It appears that the port number for yahoo messenger has changed. While windows clients don't have a problem, the linux client has the port number written in its .ymessenger/preferences file
Change 5050 to 23 in there.
Same is true for everybuddy - change in the preferences window, or in .everybuddy/prefs
gaim too probably.
Philip
On Wed, Nov 13, 2002 at 04:31:08PM +0530, Philip S Tellis wrote:
It appears that the port number for yahoo messenger has changed. While windows clients don't have a problem, the linux client has the port number written in its .ymessenger/preferences file
Change 5050 to 23 in there.
Same is true for everybuddy - change in the preferences window, or in .everybuddy/prefs
gaim too probably.
??
23 is telnet.
Is this you Philip, or some forged mail??

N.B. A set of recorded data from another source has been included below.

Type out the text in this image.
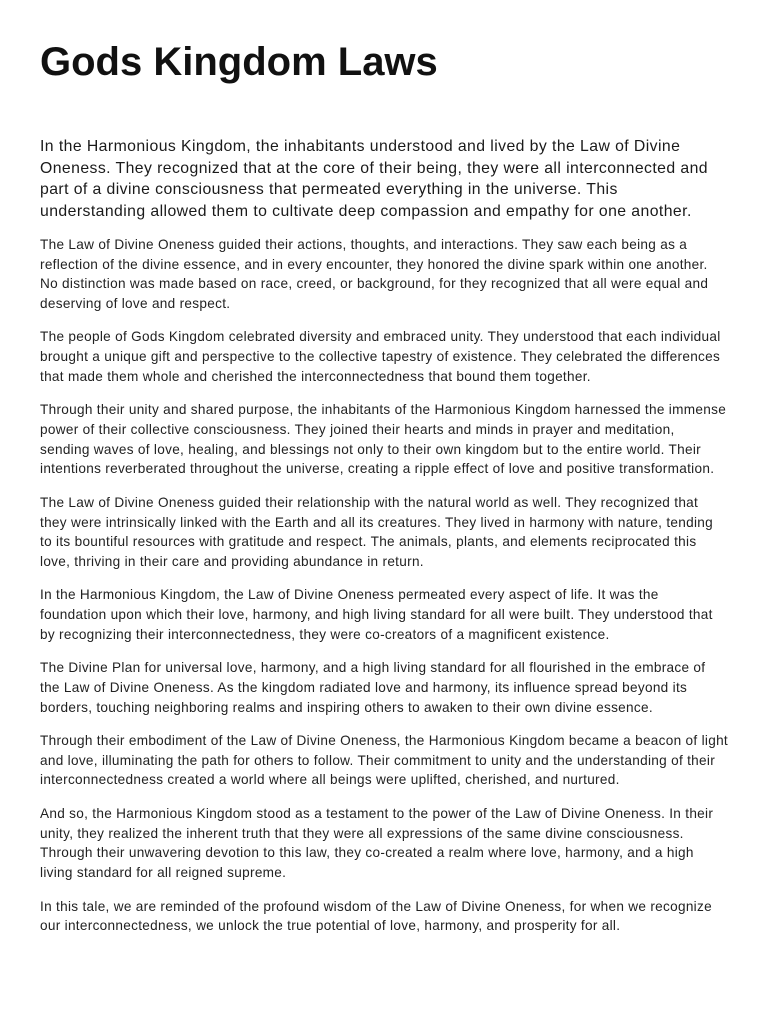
Gods Kingdom Laws

In the Harmonious Kingdom, the inhabitants understood and lived by the Law of Divine Oneness. They recognized that at the core of their being, they were all interconnected and part of a divine consciousness that permeated everything in the universe. This understanding allowed them to cultivate deep compassion and empathy for one another.

The Law of Divine Oneness guided their actions, thoughts, and interactions. They saw each being as a reflection of the divine essence, and in every encounter, they honored the divine spark within one another. No distinction was made based on race, creed, or background, for they recognized that all were equal and deserving of love and respect.

The people of Gods Kingdom celebrated diversity and embraced unity. They understood that each individual brought a unique gift and perspective to the collective tapestry of existence. They celebrated the differences that made them whole and cherished the interconnectedness that bound them together.

Through their unity and shared purpose, the inhabitants of the Harmonious Kingdom harnessed the immense power of their collective consciousness. They joined their hearts and minds in prayer and meditation, sending waves of love, healing, and blessings not only to their own kingdom but to the entire world. Their intentions reverberated throughout the universe, creating a ripple effect of love and positive transformation.

The Law of Divine Oneness guided their relationship with the natural world as well. They recognized that they were intrinsically linked with the Earth and all its creatures. They lived in harmony with nature, tending to its bountiful resources with gratitude and respect. The animals, plants, and elements reciprocated this love, thriving in their care and providing abundance in return.

In the Harmonious Kingdom, the Law of Divine Oneness permeated every aspect of life. It was the foundation upon which their love, harmony, and high living standard for all were built. They understood that by recognizing their interconnectedness, they were co-creators of a magnificent existence.

The Divine Plan for universal love, harmony, and a high living standard for all flourished in the embrace of the Law of Divine Oneness. As the kingdom radiated love and harmony, its influence spread beyond its borders, touching neighboring realms and inspiring others to awaken to their own divine essence.

Through their embodiment of the Law of Divine Oneness, the Harmonious Kingdom became a beacon of light and love, illuminating the path for others to follow. Their commitment to unity and the understanding of their interconnectedness created a world where all beings were uplifted, cherished, and nurtured.

And so, the Harmonious Kingdom stood as a testament to the power of the Law of Divine Oneness. In their unity, they realized the inherent truth that they were all expressions of the same divine consciousness. Through their unwavering devotion to this law, they co-created a realm where love, harmony, and a high living standard for all reigned supreme.

In this tale, we are reminded of the profound wisdom of the Law of Divine Oneness, for when we recognize our interconnectedness, we unlock the true potential of love, harmony, and prosperity for all.
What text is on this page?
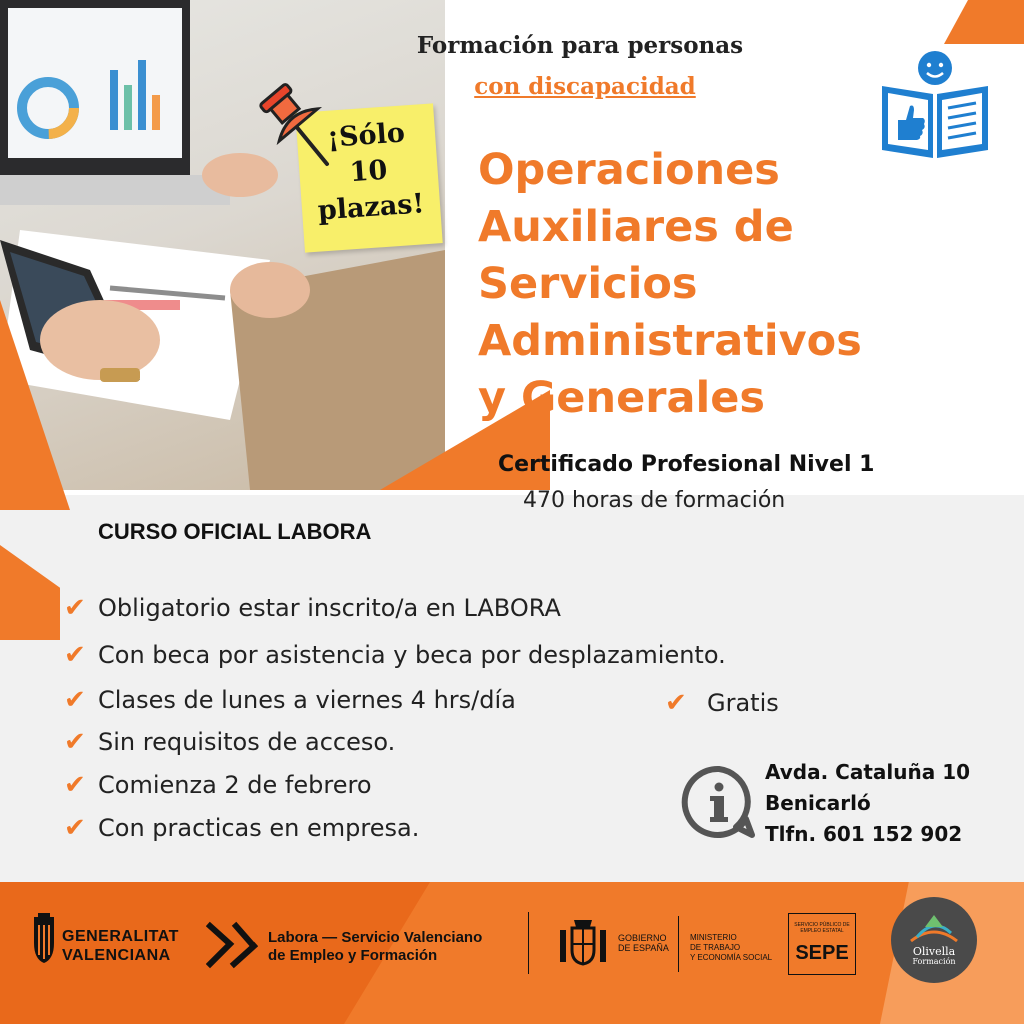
¡Sólo
10
plazas!
Formación para personas
con discapacidad
Operaciones
Auxiliares de
Servicios
Administrativos
y Generales
Certificado Profesional Nivel 1
470 horas de formación
CURSO OFICIAL LABORA
✔ Obligatorio estar inscrito/a en LABORA
✔ Con beca por asistencia y beca por desplazamiento.
✔ Clases de lunes a viernes 4 hrs/día
✔ Sin requisitos de acceso.
✔ Comienza 2 de febrero
✔ Con practicas en empresa.
✔ Gratis
Avda. Cataluña 10
Benicarló
Tlfn. 601 152 902
GENERALITAT
VALENCIANA
Labora — Servicio Valenciano
de Empleo y Formación
GOBIERNO
DE ESPAÑA
MINISTERIO
DE TRABAJO
Y ECONOMÍA SOCIAL
SERVICIO PÚBLICO DE EMPLEO ESTATAL
SEPE	Olivella
Formación
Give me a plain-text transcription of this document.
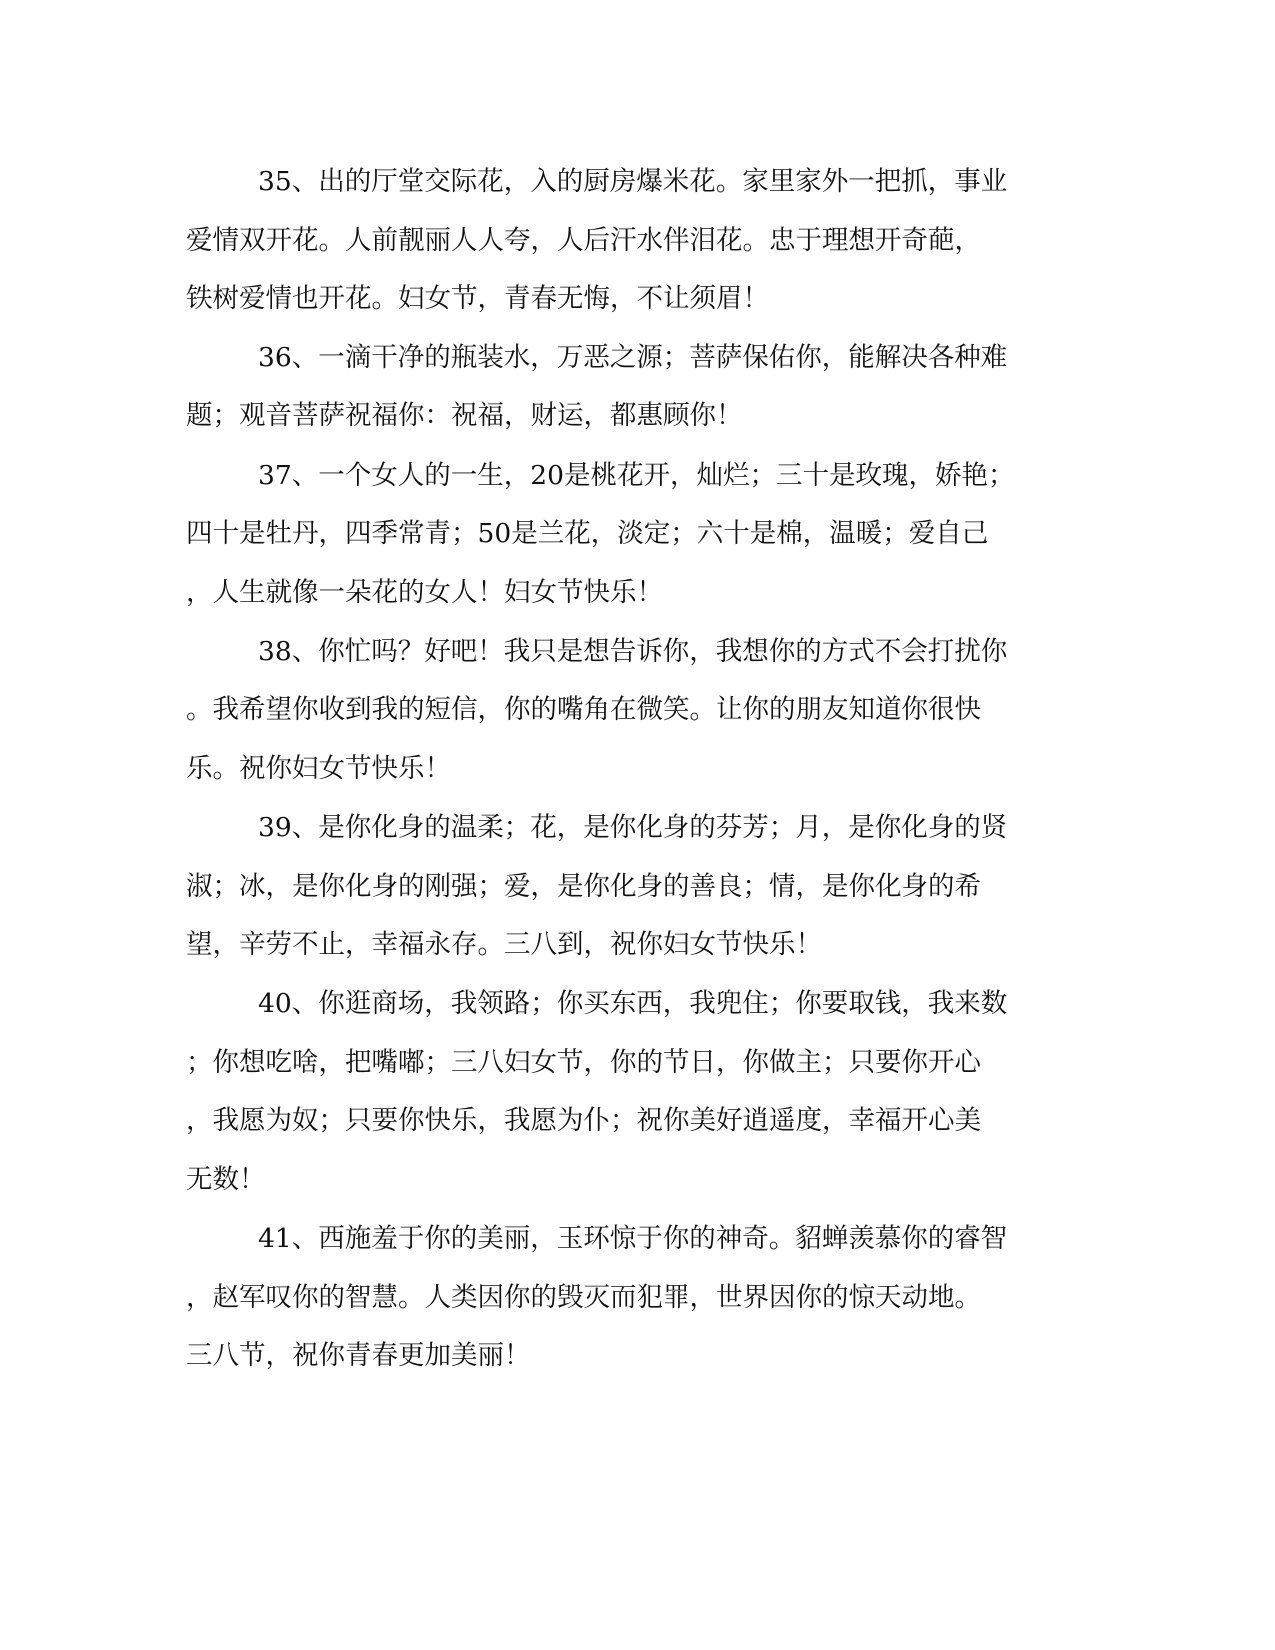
35、出的厅堂交际花，入的厨房爆米花。家里家外一把抓，事业
爱情双开花。人前靓丽人人夸，人后汗水伴泪花。忠于理想开奇葩，
铁树爱情也开花。妇女节，青春无悔，不让须眉！
36、一滴干净的瓶装水，万恶之源；菩萨保佑你，能解决各种难
题；观音菩萨祝福你：祝福，财运，都惠顾你！
37、一个女人的一生，20是桃花开，灿烂；三十是玫瑰，娇艳；
四十是牡丹，四季常青；50是兰花，淡定；六十是棉，温暖；爱自己
，人生就像一朵花的女人！妇女节快乐！
38、你忙吗？好吧！我只是想告诉你，我想你的方式不会打扰你
。我希望你收到我的短信，你的嘴角在微笑。让你的朋友知道你很快
乐。祝你妇女节快乐！
39、是你化身的温柔；花，是你化身的芬芳；月，是你化身的贤
淑；冰，是你化身的刚强；爱，是你化身的善良；情，是你化身的希
望，辛劳不止，幸福永存。三八到，祝你妇女节快乐！
40、你逛商场，我领路；你买东西，我兜住；你要取钱，我来数
；你想吃啥，把嘴嘟；三八妇女节，你的节日，你做主；只要你开心
，我愿为奴；只要你快乐，我愿为仆；祝你美好逍遥度，幸福开心美
无数！
41、西施羞于你的美丽，玉环惊于你的神奇。貂蝉羡慕你的睿智
，赵军叹你的智慧。人类因你的毁灭而犯罪，世界因你的惊天动地。
三八节，祝你青春更加美丽！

On Wed, Nov 13, 2002 at 05:46:23PM +0530, Philip S Tellis wrote:
On Wed, 13 Nov 2002, Ravindra Jaju wrote:
23 is telnet.
Is this you Philip, or some forged mail??
yes, it's me, yes, 23 is telnet. my yahoo won't work on 5050, but it works on 23.
strange! really strange.
how did you "guess" 23 when things stopped working? clues please!
On Wed, Nov 13, 2002 at 06:23:52PM +0530, Philip S Tellis wrote:
On Wed, 13 Nov 2002, Ravindra Jaju wrote:
how did you "guess" 23 when things stopped working? clues please!
man netstat - then realise that netstat works on other platforms too.
you mean to say that the application itself started to connect to port 23? ymessenger or libyahoo?
On Wed, 13 Nov 2002, Ravindra Jaju wrote:
you mean to say that the application itself started to connect to port 23? ymessenger or libyahoo?
yahoo messenger on windows connected automatically to port 23. ymessenger on linux doesn't, and afaik, none of the other linux clients do either, although almost all are configurable.
Although, at this point i'm inclined to believe that it's a firewall thing - at my end, and that the yahoo clients and servers have a smart workaround.
I'm guessing here, but it seems plausible.
Yahoo has a few servers for Yahoo messenger only. All they have to do, is have ipchains do port forwarding for all ports to port 5050. That way, a client can connect on any port and still work.
Ok, maybe they don't do all ports (I'm not going to do a port scan), but well known ports is a good gamble.
Firewall administrators may block outgoing packets on many ports, but ports like 80, 23, 25, 110 need to be kept open.
The client just needs to cycle through these if 5050 fails - the same way it cycles through host names ({scsa,scsb,scsc}.msg.yahoo.com)
Thoughts.
Philip
If any of you were using everybuddy behind a firewall, you may be interested in knowing that a new CVS RPM is out. It is at http://db.ilug-bom.org.in/Applications/everybuddy/
In this version, the yahoo module does automatic port cycling if it cannot connect on port 5050.
libyahoo2 has these changes in CVS if anyone is interested. (http://libyahoo2.sf.net/)
NOTE: This cycling is handled in the lib. If you link against it, you do not need to change your application at all.
Philip
On Wed, 13 Nov 2002, Philip S Tellis wrote:
It appears that the port number for yahoo messenger has changed. While windows clients don't have a problem, the linux client has the port number written in its .ymessenger/preferences file
Change 5050 to 23 in there.
On further investigation, this could also be a firewall issue. If your firewall blocks port 5050, you can connect on port 23. Few firewalls block port 23 going out.
"Philip" == Philip S Tellis <Philip> writes:
Philip> It appears that the port number for yahoo messenger has Philip> changed. While windows clients don't have a problem, the Philip> linux client has the port number written in its Philip> .ymessenger/preferences file
Philip> Change 5050 to 23 in there.
Philip> Same is true for everybuddy - change in the preferences Philip> window, or in .everybuddy/prefs
Philip> gaim too probably.
Gaim's working just fine without any config changes. Unless it did something automatically which I'm not aware of.